In the town of Andisheh Shushtar, a protestor by the name of Seyyed Ahmad Mousavi was killed.


Shiraz / Fars

In Shiraz and several surrounding towns, Katsbas, Mianrud, Kashan, at least six people were killed, one of whom was identified as Mehdi Nikoui from the Lori tribe, another as a person surnamed Doshmanziary from the village of Bimur Kamfiruz; the specifics of others have not yet been released. Given the severity of the clashes in Shiraz and neighboring towns, the final local death toll is likely to be higher.


Sadra City / Fars

Protests in Sadra City were brutally suppressed. Unconfirmed reports mention that at least 20 people were killed. IranWire have been able to confirm the deaths of eight people. Three have been named as Majid Hashemi of the Qashqai Turks in Fars province, Rasul Qavimi and Abdollah Qavimi, two brothers from Qalat village of Shiraz. Details of the other five dead in the city, who are also Qashqai Turks and confirmed to have been killed, have not yet been released.


Shahriar / Tehran

The member of parliament for Shahriar, who is also a member of parliament's presidium, confirmed the death of one of the city residents during the protests.


Karaj / Alborz

In Karaj, at least four protesters were killed, two of whom have been identified so far. Mehdi Papi, a 31-year-old, was shot dead in Fardis Karaj on Sunday night; and Shahram Moini, a 44-year-old married father of two from Manjil, who worked in Karaj, was shot dead by security forces on Saturday. His body was buried in Manjil on Monday. The particulars of the other two deceased have not yet been released.

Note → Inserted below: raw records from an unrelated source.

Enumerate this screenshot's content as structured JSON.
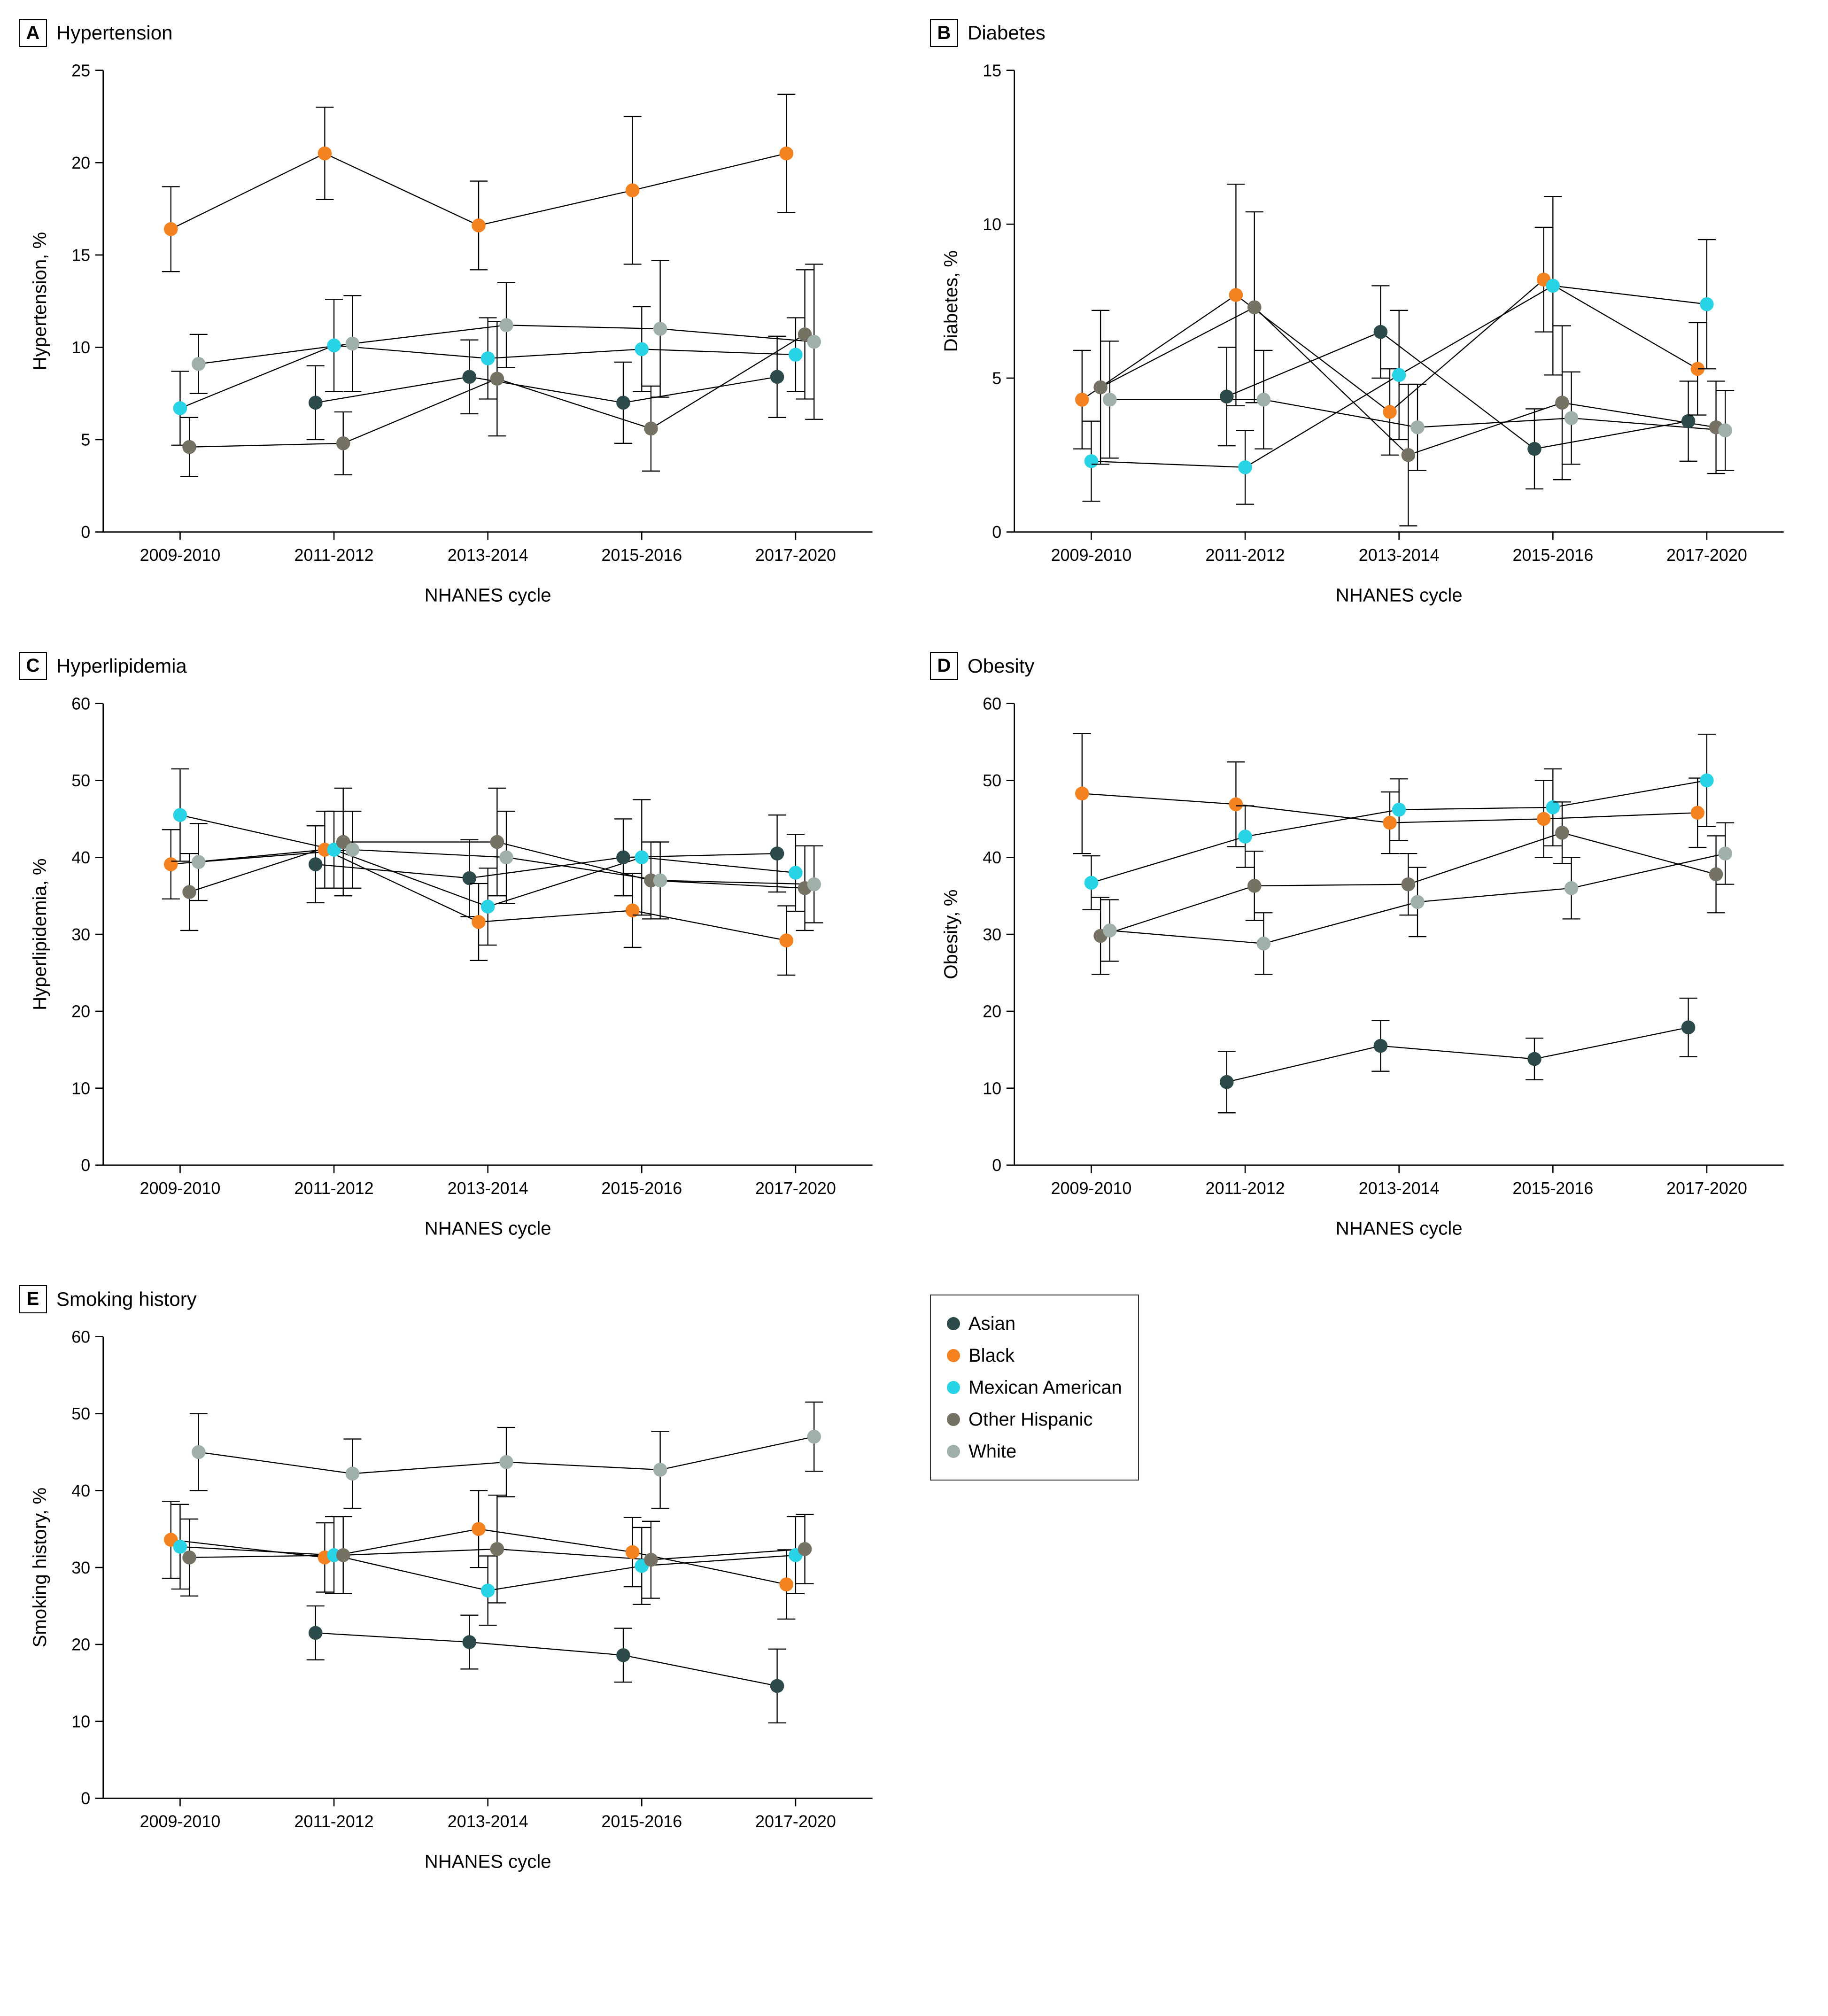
{
  "xlabel": "NHANES cycle",
  "categories": [
    "2009-2010",
    "2011-2012",
    "2013-2014",
    "2015-2016",
    "2017-2020"
  ],
  "axis_fontsize": 38,
  "tick_fontsize": 34,
  "axis_color": "#000000",
  "tick_color": "#000000",
  "marker_radius": 14,
  "line_width": 2.2,
  "error_cap_width": 18,
  "jitter_step": 0.06,
  "groups": [
    {
      "name": "Asian",
      "color": "#2d4a4a"
    },
    {
      "name": "Black",
      "color": "#f58220"
    },
    {
      "name": "Mexican American",
      "color": "#29d3e6"
    },
    {
      "name": "Other Hispanic",
      "color": "#757163"
    },
    {
      "name": "White",
      "color": "#9fb0a8"
    }
  ],
  "panels": [
    {
      "letter": "A",
      "title": "Hypertension",
      "ylabel": "Hypertension, %",
      "ylim": [
        0,
        25
      ],
      "ytick_step": 5,
      "series": {
        "Asian": {
          "y": [
            null,
            7.0,
            8.4,
            7.0,
            8.4
          ],
          "err": [
            null,
            2.0,
            2.0,
            2.2,
            2.2
          ]
        },
        "Black": {
          "y": [
            16.4,
            20.5,
            16.6,
            18.5,
            20.5
          ],
          "err": [
            2.3,
            2.5,
            2.4,
            4.0,
            3.2
          ]
        },
        "Mexican American": {
          "y": [
            6.7,
            10.1,
            9.4,
            9.9,
            9.6
          ],
          "err": [
            2.0,
            2.5,
            2.2,
            2.3,
            2.0
          ]
        },
        "Other Hispanic": {
          "y": [
            4.6,
            4.8,
            8.3,
            5.6,
            10.7
          ],
          "err": [
            1.6,
            1.7,
            3.1,
            2.3,
            3.5
          ]
        },
        "White": {
          "y": [
            9.1,
            10.2,
            11.2,
            11.0,
            10.3
          ],
          "err": [
            1.6,
            2.6,
            2.3,
            3.7,
            4.2
          ]
        }
      }
    },
    {
      "letter": "B",
      "title": "Diabetes",
      "ylabel": "Diabetes, %",
      "ylim": [
        0,
        15
      ],
      "ytick_step": 5,
      "series": {
        "Asian": {
          "y": [
            null,
            4.4,
            6.5,
            2.7,
            3.6
          ],
          "err": [
            null,
            1.6,
            1.5,
            1.3,
            1.3
          ]
        },
        "Black": {
          "y": [
            4.3,
            7.7,
            3.9,
            8.2,
            5.3
          ],
          "err": [
            1.6,
            3.6,
            1.4,
            1.7,
            1.5
          ]
        },
        "Mexican American": {
          "y": [
            2.3,
            2.1,
            5.1,
            8.0,
            7.4
          ],
          "err": [
            1.3,
            1.2,
            2.1,
            2.9,
            2.1
          ]
        },
        "Other Hispanic": {
          "y": [
            4.7,
            7.3,
            2.5,
            4.2,
            3.4
          ],
          "err": [
            2.5,
            3.1,
            2.3,
            2.5,
            1.5
          ]
        },
        "White": {
          "y": [
            4.3,
            4.3,
            3.4,
            3.7,
            3.3
          ],
          "err": [
            1.9,
            1.6,
            1.4,
            1.5,
            1.3
          ]
        }
      }
    },
    {
      "letter": "C",
      "title": "Hyperlipidemia",
      "ylabel": "Hyperlipidemia, %",
      "ylim": [
        0,
        60
      ],
      "ytick_step": 10,
      "series": {
        "Asian": {
          "y": [
            null,
            39.1,
            37.3,
            40.0,
            40.5
          ],
          "err": [
            null,
            5.0,
            5.0,
            5.0,
            5.0
          ]
        },
        "Black": {
          "y": [
            39.1,
            41.0,
            31.6,
            33.1,
            29.2
          ],
          "err": [
            4.5,
            5.0,
            5.0,
            4.8,
            4.5
          ]
        },
        "Mexican American": {
          "y": [
            45.5,
            41.0,
            33.6,
            40.0,
            38.0
          ],
          "err": [
            6.0,
            5.0,
            5.0,
            7.5,
            5.0
          ]
        },
        "Other Hispanic": {
          "y": [
            35.5,
            42.0,
            42.0,
            37.0,
            36.0
          ],
          "err": [
            5.0,
            7.0,
            7.0,
            5.0,
            5.5
          ]
        },
        "White": {
          "y": [
            39.4,
            41.0,
            40.0,
            37.0,
            36.5
          ],
          "err": [
            5.0,
            5.0,
            6.0,
            5.0,
            5.0
          ]
        }
      }
    },
    {
      "letter": "D",
      "title": "Obesity",
      "ylabel": "Obesity, %",
      "ylim": [
        0,
        60
      ],
      "ytick_step": 10,
      "series": {
        "Asian": {
          "y": [
            null,
            10.8,
            15.5,
            13.8,
            17.9
          ],
          "err": [
            null,
            4.0,
            3.3,
            2.7,
            3.8
          ]
        },
        "Black": {
          "y": [
            48.3,
            46.9,
            44.5,
            45.0,
            45.8
          ],
          "err": [
            7.8,
            5.5,
            4.0,
            5.0,
            4.5
          ]
        },
        "Mexican American": {
          "y": [
            36.7,
            42.7,
            46.2,
            46.5,
            50.0
          ],
          "err": [
            3.5,
            4.0,
            4.0,
            5.0,
            6.0
          ]
        },
        "Other Hispanic": {
          "y": [
            29.8,
            36.3,
            36.5,
            43.2,
            37.8
          ],
          "err": [
            5.0,
            4.5,
            4.0,
            4.0,
            5.0
          ]
        },
        "White": {
          "y": [
            30.5,
            28.8,
            34.2,
            36.0,
            40.5
          ],
          "err": [
            4.0,
            4.0,
            4.5,
            4.0,
            4.0
          ]
        }
      }
    },
    {
      "letter": "E",
      "title": "Smoking history",
      "ylabel": "Smoking history, %",
      "ylim": [
        0,
        60
      ],
      "ytick_step": 10,
      "series": {
        "Asian": {
          "y": [
            null,
            21.5,
            20.3,
            18.6,
            14.6
          ],
          "err": [
            null,
            3.5,
            3.5,
            3.5,
            4.8
          ]
        },
        "Black": {
          "y": [
            33.6,
            31.3,
            35.0,
            32.0,
            27.8
          ],
          "err": [
            5.0,
            4.5,
            5.0,
            4.5,
            4.5
          ]
        },
        "Mexican American": {
          "y": [
            32.7,
            31.6,
            27.0,
            30.2,
            31.6
          ],
          "err": [
            5.5,
            5.0,
            4.5,
            5.0,
            5.0
          ]
        },
        "Other Hispanic": {
          "y": [
            31.3,
            31.6,
            32.4,
            31.0,
            32.4
          ],
          "err": [
            5.0,
            5.0,
            7.0,
            5.0,
            4.5
          ]
        },
        "White": {
          "y": [
            45.0,
            42.2,
            43.7,
            42.7,
            47.0
          ],
          "err": [
            5.0,
            4.5,
            4.5,
            5.0,
            4.5
          ]
        }
      }
    }
  ],
  "legend_title": null
}
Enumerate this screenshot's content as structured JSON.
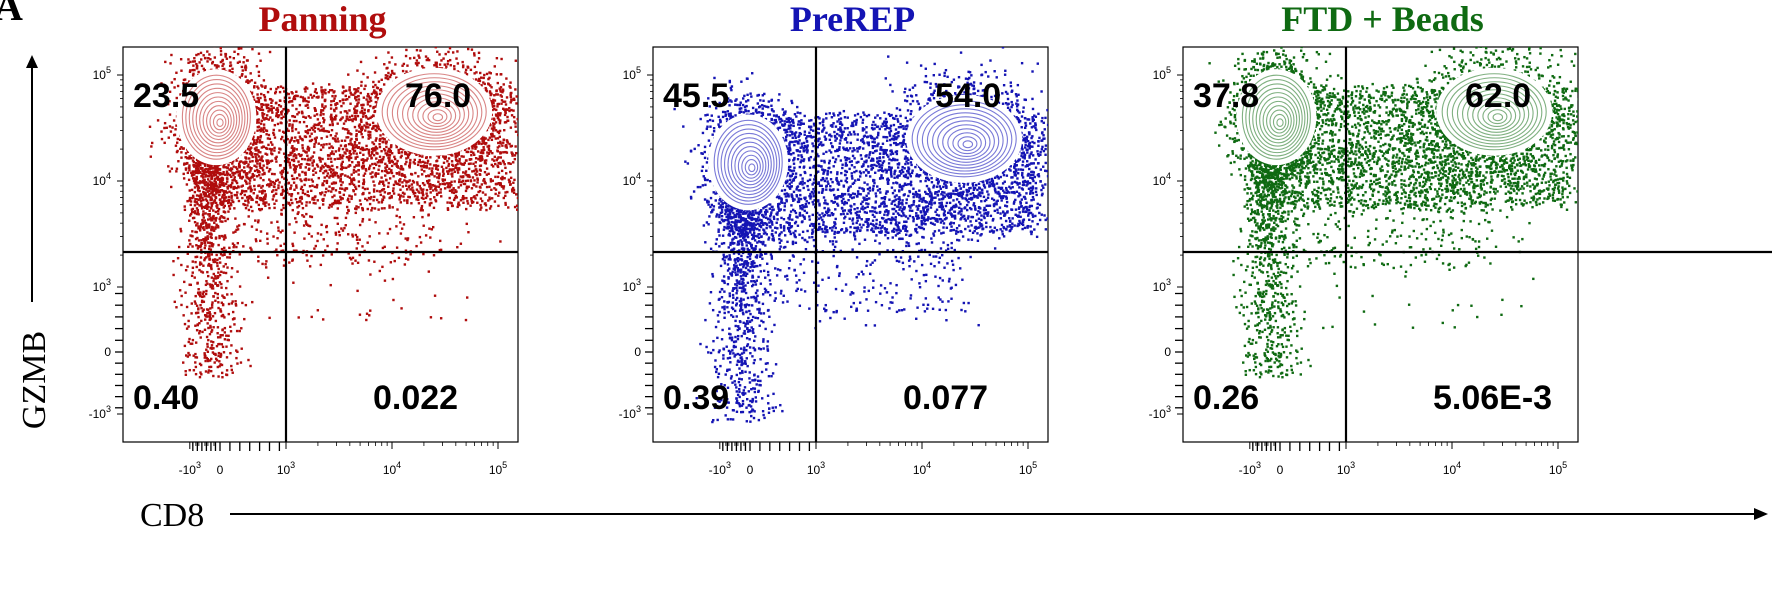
{
  "figure": {
    "panel_letter": "A",
    "ylabel": "GZMB",
    "xlabel": "CD8"
  },
  "chart_data": [
    {
      "type": "scatter",
      "title": "Panning",
      "color": "#b00d0d",
      "contour_color": "#d98585",
      "xlabel": "CD8",
      "ylabel": "GZMB",
      "x_ticks": [
        "-10^3",
        "0",
        "10^3",
        "10^4",
        "10^5"
      ],
      "y_ticks": [
        "10^5",
        "10^4",
        "10^3",
        "0",
        "-10^3"
      ],
      "quadrants": {
        "top_left": "23.5",
        "top_right": "76.0",
        "bottom_left": "0.40",
        "bottom_right": "0.022"
      },
      "populations": [
        {
          "x_center": -120,
          "y_center": 40000,
          "share": 0.235
        },
        {
          "x_center": 25000,
          "y_center": 45000,
          "share": 0.76
        }
      ]
    },
    {
      "type": "scatter",
      "title": "PreREP",
      "color": "#1414b4",
      "contour_color": "#7a7ad8",
      "xlabel": "CD8",
      "ylabel": "GZMB",
      "x_ticks": [
        "-10^3",
        "0",
        "10^3",
        "10^4",
        "10^5"
      ],
      "y_ticks": [
        "10^5",
        "10^4",
        "10^3",
        "0",
        "-10^3"
      ],
      "quadrants": {
        "top_left": "45.5",
        "top_right": "54.0",
        "bottom_left": "0.39",
        "bottom_right": "0.077"
      },
      "populations": [
        {
          "x_center": -60,
          "y_center": 15000,
          "share": 0.455
        },
        {
          "x_center": 25000,
          "y_center": 25000,
          "share": 0.54
        }
      ]
    },
    {
      "type": "scatter",
      "title": "FTD + Beads",
      "color": "#0f6a12",
      "contour_color": "#7fb080",
      "xlabel": "CD8",
      "ylabel": "GZMB",
      "x_ticks": [
        "-10^3",
        "0",
        "10^3",
        "10^4",
        "10^5"
      ],
      "y_ticks": [
        "10^5",
        "10^4",
        "10^3",
        "0",
        "-10^3"
      ],
      "quadrants": {
        "top_left": "37.8",
        "top_right": "62.0",
        "bottom_left": "0.26",
        "bottom_right": "5.06E-3"
      },
      "populations": [
        {
          "x_center": -120,
          "y_center": 40000,
          "share": 0.378
        },
        {
          "x_center": 25000,
          "y_center": 45000,
          "share": 0.62
        }
      ]
    }
  ]
}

At least 16 protesters were killed in the Kermanshah protests. Five of them were targeted and killed in Dowlatabad (including two brothers), five in Khomeini Street, and six in Jafarabad, but only three have been identified so far. Nader Biranvand, a 22-year-old man from the Jafarabad neighborhood, Mohammad Mirzaei, a 21-year-old man from the Dowlatabad neighborhood and a person named Mozafar Zahiri. The details of the other 13 dead have not yet been release.


Mahshahr / Khuzestan

At Mahshahr and its two satellite cities, Jarahi (Chamran) and the town of Taleqani (Kureh), at least 14 people were killed in the protests, of whom three have been identified. In Jarahi, Ali Khawaja Albuali, a person named Hatawi, Qasem Bawi, Mohammed Khaledi, Adnan Hilali and an unnamed woman but reportedly the spouse of an individual named Mokhtar Atiqi, were all reported killed. In Taleqani, Abbas Asakere, Yusef Khaledi, Mansur Darris and Mojtaba Ebadi were also killed in clashes. The names of the other four killed protesters were not published.


Marivan / Kurdistan

In Marivan, according to the latest statistics, at least 10 people were killed, with the names of seven people so far identified: Osman Naderi, Mehran Tak, Shahu Validi, Behruz Maleki, Edris Biwari, Arian Faraji, and Danial Ostvari from Hani Garmal village, who was shot in the head on Sunday and died in hospital on Monday.

The names of the three more have not yet been released. The bodies of eight of the deceased were delivered to their families under tight security and were buried in Marivan and two villages of Tangsir in Sanandaj and Kiken Marivan, with only their families attending.

Finally, according to reports that IranWire cannot yet confirm, dozens of people were killed in when security forces opened fire on protesters in several cities that saw protests over the past several days. Among these cities are Qods and Chahardangeh in Tehran province, where a confirmed ten others were killed since protesters erupted on Friday.